[XML-SIG] Re: Re: checking a string for well-formedness

Fredrik Lundh fredrik@pythonware.com
Fri, 9 May 2003 00:16:26 +0200


(please don't top-post)

Paul Tremblay wrote:

> > the parse function requires an 8-bit string, and Python defaults
> > to ASCII when converting Unicode to 8-bit data.
>
> I must be dense when it comes to unicode.

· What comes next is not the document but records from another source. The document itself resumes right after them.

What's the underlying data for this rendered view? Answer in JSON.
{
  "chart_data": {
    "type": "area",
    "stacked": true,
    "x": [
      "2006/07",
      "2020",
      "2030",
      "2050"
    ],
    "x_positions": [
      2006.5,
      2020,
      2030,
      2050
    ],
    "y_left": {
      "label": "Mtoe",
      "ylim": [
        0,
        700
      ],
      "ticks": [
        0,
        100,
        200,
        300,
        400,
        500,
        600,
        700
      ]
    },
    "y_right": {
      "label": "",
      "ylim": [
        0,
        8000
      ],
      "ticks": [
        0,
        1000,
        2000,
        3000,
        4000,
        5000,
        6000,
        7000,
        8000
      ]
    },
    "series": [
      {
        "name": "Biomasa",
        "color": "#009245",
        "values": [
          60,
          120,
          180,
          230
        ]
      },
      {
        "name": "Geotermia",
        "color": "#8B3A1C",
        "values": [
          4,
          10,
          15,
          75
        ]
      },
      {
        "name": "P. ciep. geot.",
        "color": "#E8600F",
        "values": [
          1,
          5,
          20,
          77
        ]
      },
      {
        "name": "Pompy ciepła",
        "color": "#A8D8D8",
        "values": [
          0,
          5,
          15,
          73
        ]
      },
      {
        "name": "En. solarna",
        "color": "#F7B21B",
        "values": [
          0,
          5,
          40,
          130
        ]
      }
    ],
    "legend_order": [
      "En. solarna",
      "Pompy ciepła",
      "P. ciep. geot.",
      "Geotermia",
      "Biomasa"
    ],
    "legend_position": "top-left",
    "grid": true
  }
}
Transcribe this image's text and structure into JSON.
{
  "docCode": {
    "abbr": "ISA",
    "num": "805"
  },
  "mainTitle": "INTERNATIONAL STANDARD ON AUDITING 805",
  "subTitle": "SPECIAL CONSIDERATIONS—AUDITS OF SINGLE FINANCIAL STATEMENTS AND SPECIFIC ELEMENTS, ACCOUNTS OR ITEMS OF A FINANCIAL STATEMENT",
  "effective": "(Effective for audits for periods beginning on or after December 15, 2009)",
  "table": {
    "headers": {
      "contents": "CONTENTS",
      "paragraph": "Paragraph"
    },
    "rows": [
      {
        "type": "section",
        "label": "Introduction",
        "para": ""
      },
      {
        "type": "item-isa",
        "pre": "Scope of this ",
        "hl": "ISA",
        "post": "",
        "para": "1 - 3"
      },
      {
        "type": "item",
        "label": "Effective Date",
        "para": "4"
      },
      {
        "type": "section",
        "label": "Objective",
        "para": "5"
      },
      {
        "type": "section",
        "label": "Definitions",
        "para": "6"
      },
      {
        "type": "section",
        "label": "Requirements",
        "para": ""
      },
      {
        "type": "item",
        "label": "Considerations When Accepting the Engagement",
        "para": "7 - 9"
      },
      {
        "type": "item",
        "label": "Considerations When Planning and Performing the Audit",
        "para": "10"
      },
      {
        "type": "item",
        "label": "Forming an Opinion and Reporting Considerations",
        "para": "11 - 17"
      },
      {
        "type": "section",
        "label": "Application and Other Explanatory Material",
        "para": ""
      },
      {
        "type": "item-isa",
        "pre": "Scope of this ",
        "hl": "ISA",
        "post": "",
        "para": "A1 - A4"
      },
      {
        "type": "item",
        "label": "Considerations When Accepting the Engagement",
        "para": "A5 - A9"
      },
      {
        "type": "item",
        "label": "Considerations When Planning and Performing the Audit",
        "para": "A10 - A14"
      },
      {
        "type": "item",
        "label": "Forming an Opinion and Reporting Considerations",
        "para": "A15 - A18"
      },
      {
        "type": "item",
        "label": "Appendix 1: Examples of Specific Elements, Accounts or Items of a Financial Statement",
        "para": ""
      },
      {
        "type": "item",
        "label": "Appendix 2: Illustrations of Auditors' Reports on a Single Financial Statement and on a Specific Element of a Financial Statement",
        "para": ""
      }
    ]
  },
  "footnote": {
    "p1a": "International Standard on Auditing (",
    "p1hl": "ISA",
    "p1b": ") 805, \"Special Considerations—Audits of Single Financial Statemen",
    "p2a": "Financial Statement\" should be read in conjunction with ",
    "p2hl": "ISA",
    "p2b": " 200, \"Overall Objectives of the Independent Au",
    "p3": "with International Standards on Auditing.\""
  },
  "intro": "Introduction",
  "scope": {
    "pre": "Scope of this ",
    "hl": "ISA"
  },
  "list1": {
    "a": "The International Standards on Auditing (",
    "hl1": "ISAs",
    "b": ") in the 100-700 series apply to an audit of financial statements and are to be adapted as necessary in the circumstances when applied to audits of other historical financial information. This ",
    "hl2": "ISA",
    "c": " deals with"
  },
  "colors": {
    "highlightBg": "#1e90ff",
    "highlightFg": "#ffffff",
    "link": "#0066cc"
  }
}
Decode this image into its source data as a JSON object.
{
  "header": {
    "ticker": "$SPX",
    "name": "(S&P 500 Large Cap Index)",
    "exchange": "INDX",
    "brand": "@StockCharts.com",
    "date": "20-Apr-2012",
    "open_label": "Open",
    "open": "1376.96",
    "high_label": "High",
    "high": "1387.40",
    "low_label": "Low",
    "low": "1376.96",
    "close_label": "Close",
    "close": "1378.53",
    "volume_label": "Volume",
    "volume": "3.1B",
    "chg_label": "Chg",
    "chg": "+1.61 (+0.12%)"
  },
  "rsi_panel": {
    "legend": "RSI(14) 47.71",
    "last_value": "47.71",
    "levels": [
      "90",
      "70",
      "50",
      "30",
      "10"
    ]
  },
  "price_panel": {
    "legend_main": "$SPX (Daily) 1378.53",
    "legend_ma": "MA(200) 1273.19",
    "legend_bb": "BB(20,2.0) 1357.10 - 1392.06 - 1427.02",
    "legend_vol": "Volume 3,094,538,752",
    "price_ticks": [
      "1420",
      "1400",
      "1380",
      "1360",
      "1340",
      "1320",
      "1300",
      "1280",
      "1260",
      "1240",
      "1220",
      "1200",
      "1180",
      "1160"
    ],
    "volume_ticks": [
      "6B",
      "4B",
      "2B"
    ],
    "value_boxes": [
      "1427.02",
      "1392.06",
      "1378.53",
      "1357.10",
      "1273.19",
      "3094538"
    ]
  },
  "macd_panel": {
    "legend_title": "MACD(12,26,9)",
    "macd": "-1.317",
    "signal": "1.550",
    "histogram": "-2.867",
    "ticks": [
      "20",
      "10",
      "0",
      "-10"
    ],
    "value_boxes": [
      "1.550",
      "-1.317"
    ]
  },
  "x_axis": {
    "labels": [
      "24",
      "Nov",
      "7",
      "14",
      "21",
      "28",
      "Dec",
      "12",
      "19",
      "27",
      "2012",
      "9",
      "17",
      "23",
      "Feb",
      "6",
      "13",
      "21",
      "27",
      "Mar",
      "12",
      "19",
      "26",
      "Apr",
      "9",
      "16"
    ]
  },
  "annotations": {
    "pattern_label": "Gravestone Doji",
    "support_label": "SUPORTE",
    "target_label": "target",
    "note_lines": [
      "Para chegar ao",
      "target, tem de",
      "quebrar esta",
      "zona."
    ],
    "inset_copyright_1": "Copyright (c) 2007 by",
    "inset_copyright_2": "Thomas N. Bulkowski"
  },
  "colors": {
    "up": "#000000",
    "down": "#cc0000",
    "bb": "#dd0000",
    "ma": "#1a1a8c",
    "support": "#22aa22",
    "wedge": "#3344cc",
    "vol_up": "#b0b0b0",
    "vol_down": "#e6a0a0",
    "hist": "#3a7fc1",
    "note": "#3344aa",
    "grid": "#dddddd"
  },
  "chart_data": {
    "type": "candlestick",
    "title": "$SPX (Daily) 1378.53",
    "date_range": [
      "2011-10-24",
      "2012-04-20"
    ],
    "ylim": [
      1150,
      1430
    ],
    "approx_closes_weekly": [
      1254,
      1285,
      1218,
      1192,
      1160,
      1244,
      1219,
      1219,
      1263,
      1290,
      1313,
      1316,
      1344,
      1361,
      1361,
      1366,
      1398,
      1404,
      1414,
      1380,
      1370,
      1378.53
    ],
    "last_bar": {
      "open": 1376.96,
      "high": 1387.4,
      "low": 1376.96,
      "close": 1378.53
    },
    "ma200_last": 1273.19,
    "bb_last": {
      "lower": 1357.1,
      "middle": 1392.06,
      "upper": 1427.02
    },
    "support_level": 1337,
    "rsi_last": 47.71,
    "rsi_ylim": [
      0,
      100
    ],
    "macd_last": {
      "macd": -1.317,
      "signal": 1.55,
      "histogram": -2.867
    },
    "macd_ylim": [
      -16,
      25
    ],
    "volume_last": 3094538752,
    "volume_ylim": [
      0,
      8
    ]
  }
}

So Python converts unicode
> to a 7-bit (ASCII) string?

if you're using a Unicode string where Python expects an 8-bit
string, Python refuses to guess, and raises an exception if the
Unicode string contains anything that's not plain ASCII.

> You solution worked, but then I immediately ame up  ith a new problem
> when I tried to test the speed of this funciton:
>
> # assume the same exact funtion from below, which I cut and pasted
> for j in range(10):
>     data = u'<doc><tag>text\u201c</tag><tag>thext,</tag></doc>'
>     validate(data)
>
> The first time the string is tested, it comes out as valid. But every
> single instance afterwards comes out all ill-formed XML.

You have to create a new parser for each run (my mistake; I'd already
fixed two bugs in your code, and missed the third one ;-)

> > def validate(data):
> >     try:
> >         if isinstance(data, type(u"")):
> >             data = data.encode("utf-8")

+ +         parser = xml.parsers.expat.ParserCreate()

> >         parser.Parse(data, 1)
> >         return 0
> >     except xml.parsers.expat.ExpatError:
> >         sys.stderr.write('tagging text will result in invalid XML\n')
> >         return 1

</F>